JJJJJerome Ellis is a composer, multi-instrumentalist, writer and proud stutterer. He researches relationships among blackness, disabled speech, nature, sound, and time through music, literature, performance, and video. For Frankfurt, he has selected tracks from his album "The Clearing," including unreleased material, which will play through the permanently installed loudspeakers in the arcades of Oper and Schauspiel Frankfurt—typically used for broadcasting in-house live performances. The album encourages a reframing of disfluency in speech and its social impact as a realm for potential rather than pathology. Ellis, a block stutterer himself, refers to the intervals of silence in his speech as 'clearings'.
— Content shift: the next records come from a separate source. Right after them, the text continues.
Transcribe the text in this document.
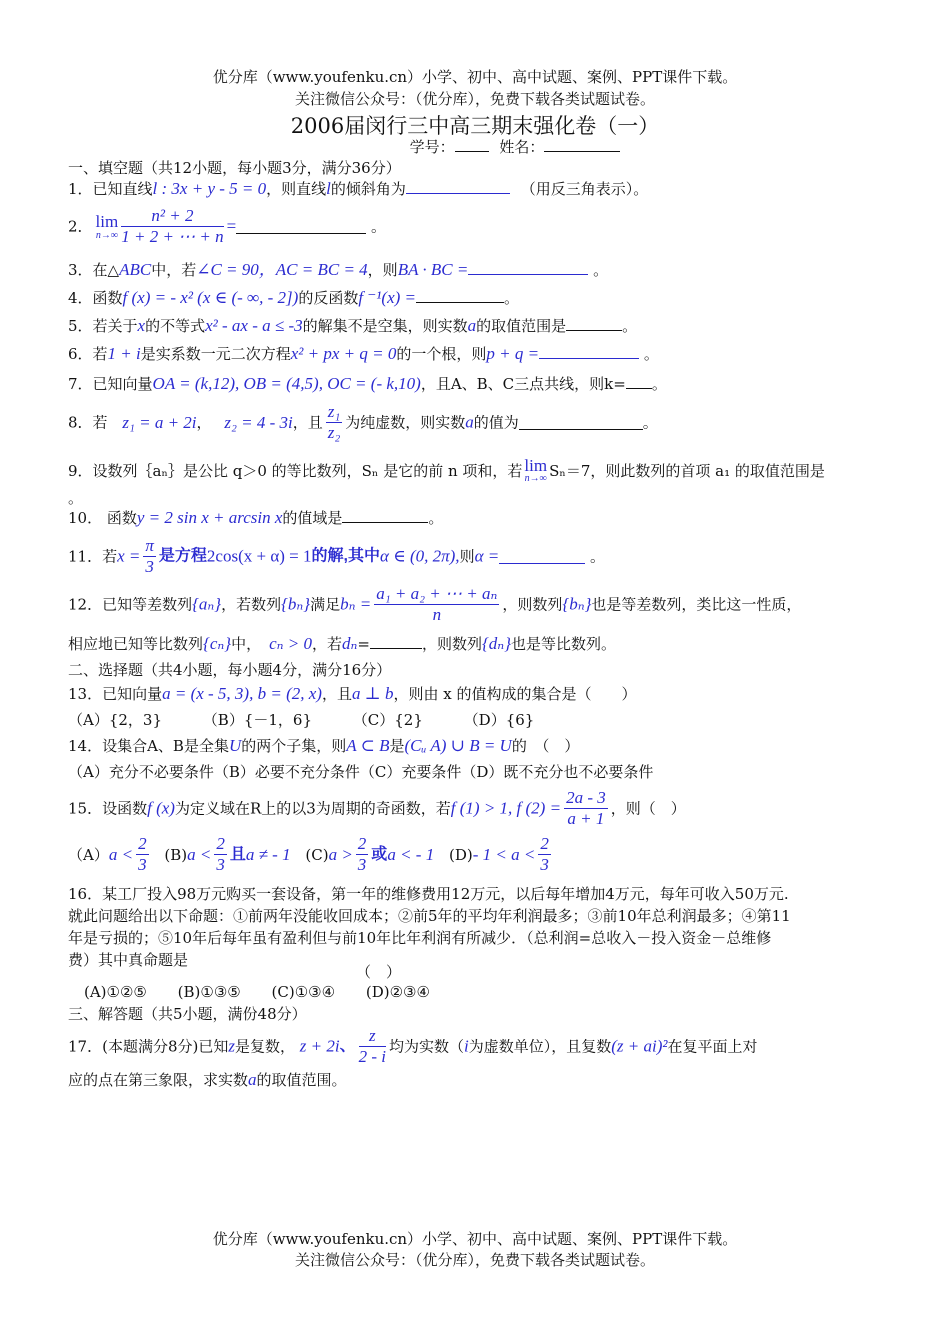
优分库（www.youfenku.cn）小学、初中、高中试题、案例、PPT课件下载。
关注微信公众号：（优分库），免费下载各类试题试卷。
2006届闵行三中高三期末强化卷（一）
学号：	姓名：
一、填空题（共12小题，每小题3分，满分36分）
1．已知直线l : 3x + y - 5 = 0，则直线l的倾斜角为	（用反三角表示）。
2． lim
$n\to\infty \frac{\text{n² + 2}}{1 + 2 + \cdots + n}$ =	。
3．在△ABC中，若∠C = 90，AC = BC = 4，则BA · BC =	。
4．函数f (x) = - x² (x ∈ (- ∞, - 2])的反函数f ⁻¹(x) =	。
5．若关于x的不等式x² - ax - a ≤ -3的解集不是空集，则实数a的取值范围是	。
6．若1 + i是实系数一元二次方程x² + px + q = 0的一个根，则p + q =	。
7．已知向量OA = (k,12), OB = (4,5), OC = (- k,10)，且A、B、C三点共线，则k= 。
8．若 z₁ = a + 2i， z₂ = 4 - 3i，且 $\frac{\text{z₁}}{\text{z₂}}$ 为纯虚数，则实数a的值为	。
9．设数列｛aₙ｝是公比 q＞0 的等比数列，Sₙ 是它的前 n 项和，若 lim
n→∞ Sₙ＝7，则此数列的首项 a₁ 的取值范围是
。
10． 函数y = 2 sin x + arcsin x的值域是	。
11．若$x = \frac{\pi}{3}$ 是方程2cos(x + α) = 1的解,其中α ∈ (0, 2π),则α =	。
12．已知等差数列{aₙ}，若数列{bₙ}满足$b_n = \frac{\text{a₁ + a₂ + ⋯ + aₙ}}{n}$ ，则数列{bₙ}也是等差数列，类比这一性质，
相应地已知等比数列{cₙ}中， cₙ > 0，若dₙ=	，则数列{dₙ}也是等比数列。
二、选择题（共4小题，每小题4分，满分16分）
13．已知向量a = (x - 5, 3), b = (2, x)，且a ⊥ b，则由 x 的值构成的集合是（　　）
（A）{2，3}	（B）{－1，6}	（C）{2}	（D）{6}
14．设集合A、B是全集U的两个子集，则A ⊂ B是(Cᵤ A) ∪ B = U的　（　）
（A）充分不必要条件（B）必要不充分条件（C）充要条件（D）既不充分也不必要条件
15．设函数f (x)为定义域在R上的以3为周期的奇函数，若f (1) > 1, f $(2) = \frac{2a - 3}{a + 1}$ ，则（　）
$(A)a < \frac{2}{3} (B)a < \frac{2}{3}$ 且a ≠ - 1 $(C)a > \frac{2}{3}$ 或a < - 1 (D)- $1 < a < \frac{2}{3}$
16．某工厂投入98万元购买一套设备，第一年的维修费用12万元，以后每年增加4万元，每年可收入50万元.
就此问题给出以下命题：①前两年没能收回成本；②前5年的平均年利润最多；③前10年总利润最多；④第11
年是亏损的；⑤10年后每年虽有盈利但与前10年比年利润有所减少．（总利润=总收入－投入资金－总维修
费）其中真命题是
（　）
(A)①②⑤ (B)①③⑤ (C)①③④ (D)②③④
三、解答题（共5小题，满份48分）
17．(本题满分8分)已知z是复数， z + 2i、 $\frac{z}{2 - i}$ 均为实数（i为虚数单位），且复数(z + ai)²在复平面上对
应的点在第三象限，求实数a的取值范围。
优分库（www.youfenku.cn）小学、初中、高中试题、案例、PPT课件下载。
关注微信公众号：（优分库），免费下载各类试题试卷。
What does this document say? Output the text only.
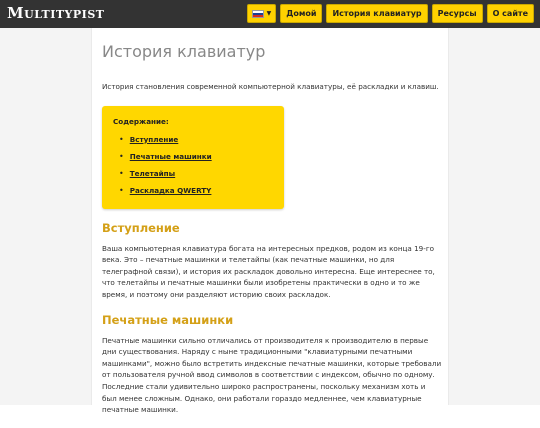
Multitypist	▼	Домой	История клавиатур	Ресурсы	О сайте
История клавиатур

История становления современной компьютерной клавиатуры, её раскладки и клавиш.

Содержание:
• Вступление
• Печатные машинки
• Телетайпы
• Раскладка QWERTY
Вступление

Ваша компьютерная клавиатура богата на интересных предков, родом из конца 19-го века. Это – печатные машинки и телетайпы (как печатные машинки, но для телеграфной связи), и история их раскладок довольно интересна. Еще интереснее то, что телетайпы и печатные машинки были изобретены практически в одно и то же время, и поэтому они разделяют историю своих раскладок.

Печатные машинки

Печатные машинки сильно отличались от производителя к производителю в первые дни существования. Наряду с ныне традиционными "клавиатурными печатными машинками", можно было встретить индексные печатные машинки, которые требовали от пользователя ручной ввод символов в соответствии с индексом, обычно по одному. Последние стали удивительно широко распространены, поскольку механизм хоть и был менее сложным. Однако, они работали гораздо медленнее, чем клавиатурные печатные машинки.
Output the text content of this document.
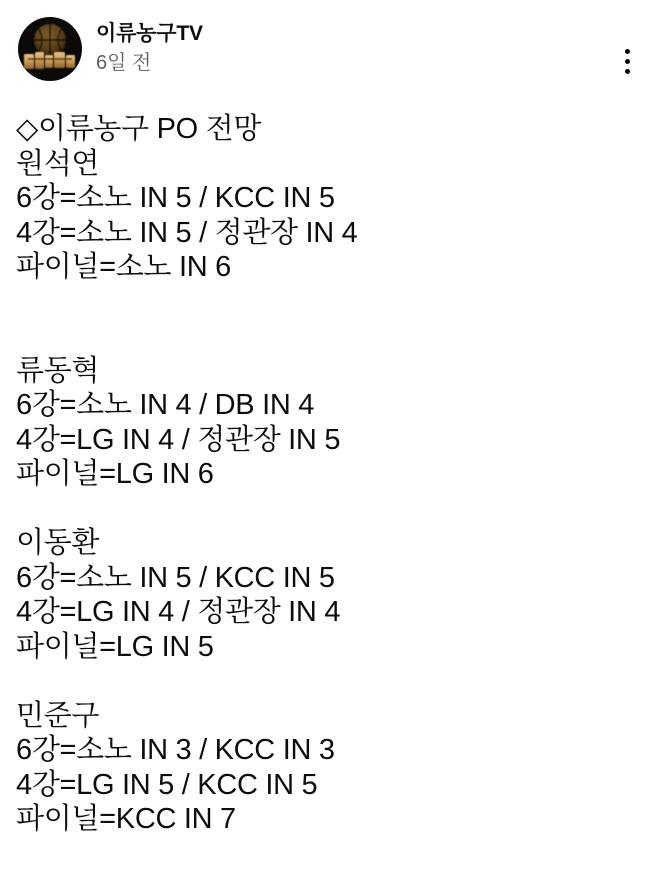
이류농구TV
6일 전
◇이류농구 PO 전망
원석연
6강=소노 IN 5 / KCC IN 5
4강=소노 IN 5 / 정관장 IN 4
파이널=소노 IN 6
류동혁
6강=소노 IN 4 / DB IN 4
4강=LG IN 4 / 정관장 IN 5
파이널=LG IN 6
이동환
6강=소노 IN 5 / KCC IN 5
4강=LG IN 4 / 정관장 IN 4
파이널=LG IN 5
민준구
6강=소노 IN 3 / KCC IN 3
4강=LG IN 5 / KCC IN 5
파이널=KCC IN 7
Stefanie Egedy is a composer specializing in low-frequency sound, with subwoofers as her primary instrument. For Crossings, she adapted her ongoing low-frequency piece "BODIES AND SUBWOOFERS (B.A.S.) 8.0: END-FIRE ARRAY," which explores sub-bass, bass, and their therapeutic effects in various spatial contexts. Installed at the foot of the banking district—often associated with a neoliberal, globally engaged class in contrast to the station district on the other side—the composition will resonate throughout the area during the activation times. The work investigates interactions between human and architectural bodies and sound waves using field recordings, analog, and digital synthesis.